A roughly equivalent Mastra agent:
import { Agent } from '@mastra/core';
import { z } from 'zod';
export const triageAgent = new Agent({
name: 'issue-triage',
instructions: 'You triage GitHub issues. Be concise.',
model: { provider: 'ANTHROPIC', name: 'claude-opus-4-7' },
});
export async function triage(issueNumber: number) {
const result = await triageAgent.generate(
`Triage issue #${issueNumber}`,
{
output: z.object({
severity: z.enum(['low', 'medium', 'high', 'critical']),
reproducible: z.boolean(),
summary: z.string(),
}),
},
);
return result.object;
}
Different shape entirely. You declare the agent up front, you call .generate() with a structured output schema, you get an object back. There’s no harness loop driving sessions and skills. There’s just a model with tools, and you wire it into your app like any other service.
Where they diverge
| Flue | Mastra | |
|---|---|---|
| Mental model | Agent = Model + Harness | Agent = LLM with tools |
| Primitives | Sessions, skills, sandboxes | Agents, workflows, RAG |
| What you bring | Skill prompts and tools | Instructions, tools, eval suites |
| Deploy targets | Node, Cloudflare Workers, GitHub Actions | Anywhere TypeScript runs, plus Mastra Cloud |
| Replaces | Dosu, Greptile, CodeRabbit | Honestly, half of LangChain |
| Tagline | “Stop renting someone else’s agent” | “Python trains, TypeScript ships” |
If you’re building something that acts (writes files, runs commands, reads a repo, works through a task across many tool calls), Flue’s harness model is doing more for you. If you’re embedding an agent into an existing app and the bigger problem is glue, eval, and observability, Mastra has more of the production scaffolding ready to go.
I don’t think one is winning yet. They might both be right for different jobs.
The thing nobody’s saying out loud
Both of these projects assume something I would have laughed at five years ago: that TypeScript is a serious language for building AI infrastructure. Not a frontend duct tape. Not a glue layer. The actual substrate.
A couple weeks back, Microsoft shipped the TypeScript 7.0 beta, and the punchline is that the compiler is no longer written in TypeScript. It’s written in Go. Native code, shared memory parallelism, the whole thing. They’re claiming about 10x faster than 6.0 on real codebases. The language server, too. The editing experience is reportedly night and day.
Read that twice. The TypeScript team looked at the language they invented, decided it wasn’t fast enough to compile itself, and rewrote the toolchain in Go. That’s a remarkable thing to do.
It also reframes everything. If tsc is fast enough that incremental compiles feel like Go’s build times, the cost-of-iteration argument against TypeScript for serious systems work mostly evaporates. The other arguments (no real concurrency, GC pauses, V8 quirks) are runtime arguments, and most agent code is I/O bound on a model API anyway.
So you get a typed, npm-friendly, JIT’d runtime with a now-fast toolchain, and the LLM ecosystem has decided to publish first-class SDKs for it. That’s a pretty good place for a framework to land.
Flue and Mastra are both betting on it. They might both be right.
What I’d actually pick
For a coding agent, an issue triage bot, anything that needs to do work in a sandbox: Flue. The harness model is the right level of abstraction for that kind of work, and “drop your code in a Cloudflare Worker, point a webhook at it” is a stupidly nice deployment story.

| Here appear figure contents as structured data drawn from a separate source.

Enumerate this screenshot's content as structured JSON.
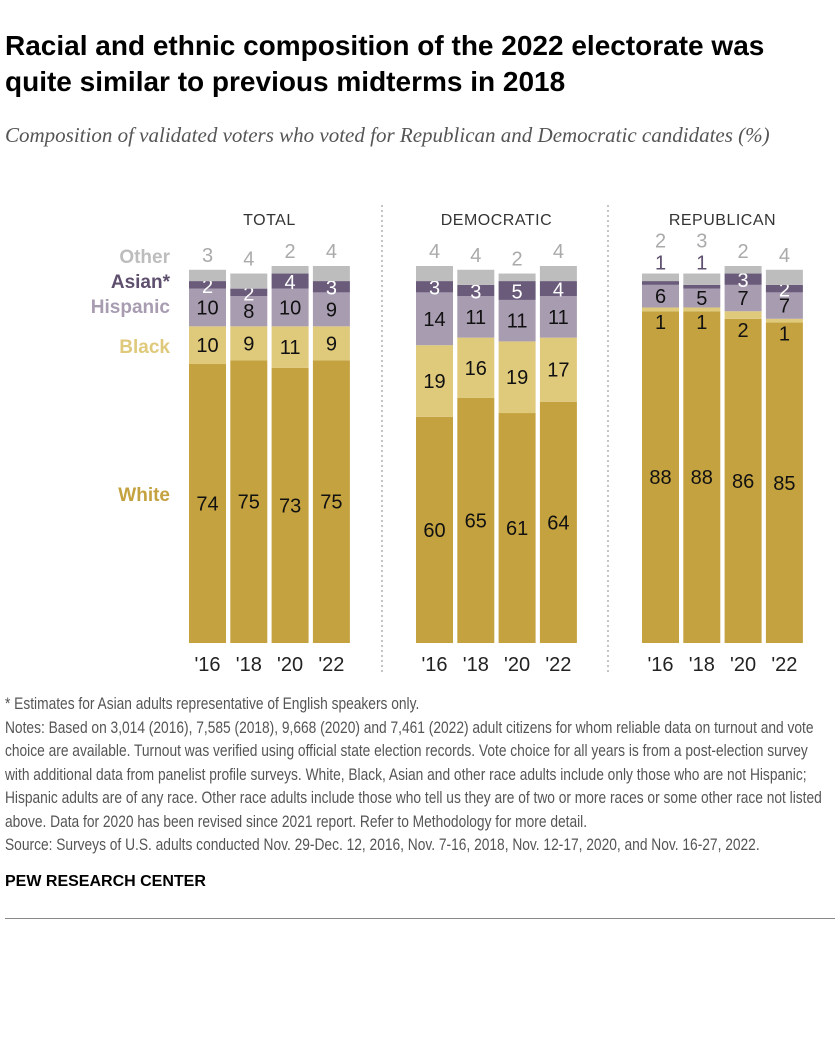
{
  "title": "Racial and ethnic composition of the 2022 electorate was quite similar to previous midterms in 2018",
  "subtitle": "Composition of validated voters who voted for Republican and Democratic candidates (%)",
  "chart_data": {
    "type": "stacked-bar",
    "categories": [
      "'16",
      "'18",
      "'20",
      "'22"
    ],
    "legend_labels": [
      "White",
      "Black",
      "Hispanic",
      "Asian*",
      "Other"
    ],
    "colors": {
      "White": "#C4A23F",
      "Black": "#DFC97B",
      "Hispanic": "#A89CB1",
      "Asian*": "#6A5B7B",
      "Other": "#BDBDBD"
    },
    "panels": [
      {
        "title": "TOTAL",
        "series": {
          "White": [
            74,
            75,
            73,
            75
          ],
          "Black": [
            10,
            9,
            11,
            9
          ],
          "Hispanic": [
            10,
            8,
            10,
            9
          ],
          "Asian*": [
            2,
            2,
            4,
            3
          ],
          "Other": [
            3,
            4,
            2,
            4
          ]
        }
      },
      {
        "title": "DEMOCRATIC",
        "series": {
          "White": [
            60,
            65,
            61,
            64
          ],
          "Black": [
            19,
            16,
            19,
            17
          ],
          "Hispanic": [
            14,
            11,
            11,
            11
          ],
          "Asian*": [
            3,
            3,
            5,
            4
          ],
          "Other": [
            4,
            4,
            2,
            4
          ]
        }
      },
      {
        "title": "REPUBLICAN",
        "series": {
          "White": [
            88,
            88,
            86,
            85
          ],
          "Black": [
            1,
            1,
            2,
            1
          ],
          "Hispanic": [
            6,
            5,
            7,
            7
          ],
          "Asian*": [
            1,
            1,
            3,
            2
          ],
          "Other": [
            2,
            3,
            2,
            4
          ]
        }
      }
    ]
  },
  "notes": {
    "footnote": "* Estimates for Asian adults representative of English speakers only.",
    "notes": "Notes: Based on 3,014 (2016), 7,585 (2018), 9,668 (2020) and 7,461 (2022) adult citizens for whom reliable data on turnout and vote choice are available. Turnout was verified using official state election records. Vote choice for all years is from a post-election survey with additional data from panelist profile surveys. White, Black, Asian and other race adults include only those who are not Hispanic; Hispanic adults are of any race. Other race adults include those who tell us they are of two or more races or some other race not listed above. Data for 2020 has been revised since 2021 report. Refer to Methodology for more detail.",
    "source": "Source: Surveys of U.S. adults conducted Nov. 29-Dec. 12, 2016, Nov. 7-16, 2018, Nov. 12-17, 2020, and Nov. 16-27, 2022."
  },
  "brand": "PEW RESEARCH CENTER"
}
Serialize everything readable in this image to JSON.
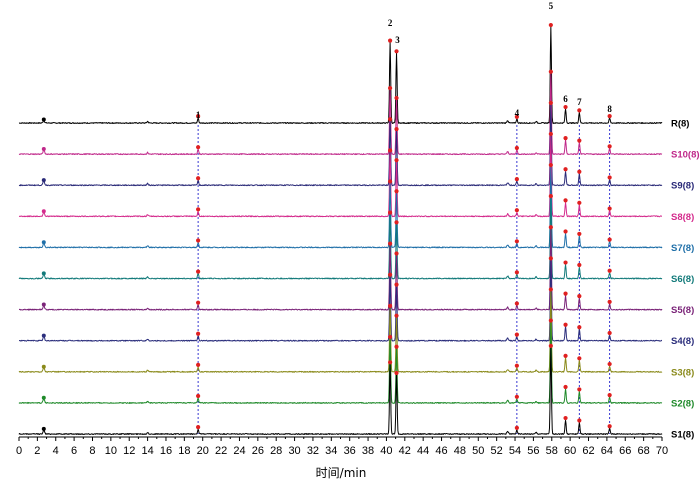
{
  "chart_data": {
    "type": "line",
    "xlabel": "时间/min",
    "ylabel": "",
    "xlim": [
      0,
      70
    ],
    "x_ticks": [
      0,
      2,
      4,
      6,
      8,
      10,
      12,
      14,
      16,
      18,
      20,
      22,
      24,
      26,
      28,
      30,
      32,
      34,
      36,
      38,
      40,
      42,
      44,
      46,
      48,
      50,
      52,
      54,
      56,
      58,
      60,
      62,
      64,
      66,
      68,
      70
    ],
    "grid": false,
    "legend": "none",
    "peaks": [
      {
        "id": "1",
        "rt": 19.5,
        "label_shown": true
      },
      {
        "id": "2",
        "rt": 40.4,
        "label_shown": true
      },
      {
        "id": "3",
        "rt": 41.1,
        "label_shown": true
      },
      {
        "id": "4",
        "rt": 54.2,
        "label_shown": true
      },
      {
        "id": "5",
        "rt": 57.9,
        "label_shown": true
      },
      {
        "id": "6",
        "rt": 59.5,
        "label_shown": true
      },
      {
        "id": "7",
        "rt": 61.0,
        "label_shown": true
      },
      {
        "id": "8",
        "rt": 64.3,
        "label_shown": true
      }
    ],
    "series": [
      {
        "name": "R(8)",
        "color": "#000000",
        "heights": [
          0.06,
          0.98,
          0.85,
          0.05,
          1.17,
          0.17,
          0.13,
          0.06
        ],
        "early": 0.03
      },
      {
        "name": "S10(8)",
        "color": "#c0288a",
        "heights": [
          0.06,
          0.78,
          0.66,
          0.05,
          0.98,
          0.17,
          0.14,
          0.07
        ],
        "early": 0.05
      },
      {
        "name": "S9(8)",
        "color": "#2a2a78",
        "heights": [
          0.06,
          0.78,
          0.66,
          0.05,
          0.98,
          0.17,
          0.14,
          0.07
        ],
        "early": 0.05
      },
      {
        "name": "S8(8)",
        "color": "#d42a8c",
        "heights": [
          0.06,
          0.78,
          0.66,
          0.05,
          0.98,
          0.17,
          0.14,
          0.07
        ],
        "early": 0.05
      },
      {
        "name": "S7(8)",
        "color": "#1f6fa8",
        "heights": [
          0.06,
          0.78,
          0.66,
          0.05,
          0.98,
          0.17,
          0.14,
          0.07
        ],
        "early": 0.05
      },
      {
        "name": "S6(8)",
        "color": "#127a7a",
        "heights": [
          0.06,
          0.78,
          0.66,
          0.05,
          0.98,
          0.17,
          0.14,
          0.07
        ],
        "early": 0.05
      },
      {
        "name": "S5(8)",
        "color": "#7a2378",
        "heights": [
          0.06,
          0.78,
          0.66,
          0.05,
          0.98,
          0.17,
          0.14,
          0.07
        ],
        "early": 0.05
      },
      {
        "name": "S4(8)",
        "color": "#2b2e7c",
        "heights": [
          0.06,
          0.78,
          0.66,
          0.05,
          0.98,
          0.17,
          0.14,
          0.07
        ],
        "early": 0.05
      },
      {
        "name": "S3(8)",
        "color": "#8a8a1a",
        "heights": [
          0.06,
          0.78,
          0.66,
          0.05,
          0.98,
          0.17,
          0.14,
          0.07
        ],
        "early": 0.05
      },
      {
        "name": "S2(8)",
        "color": "#1f8a2a",
        "heights": [
          0.06,
          0.78,
          0.66,
          0.05,
          0.98,
          0.17,
          0.14,
          0.07
        ],
        "early": 0.05
      },
      {
        "name": "S1(8)",
        "color": "#000000",
        "heights": [
          0.06,
          0.85,
          0.72,
          0.05,
          1.05,
          0.17,
          0.14,
          0.07
        ],
        "early": 0.05
      }
    ]
  }
}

For a chat-shaped assistant living inside a real product, with eval suites and traces and the whole observability story: Mastra. The framework gets out of your way and the tooling around it is more mature.
For everything else: keep an eye on both. The TypeScript-as-AI-substrate bet is going to play out fast, and a 10x faster compiler landing the same year is not a coincidence I would have predicted.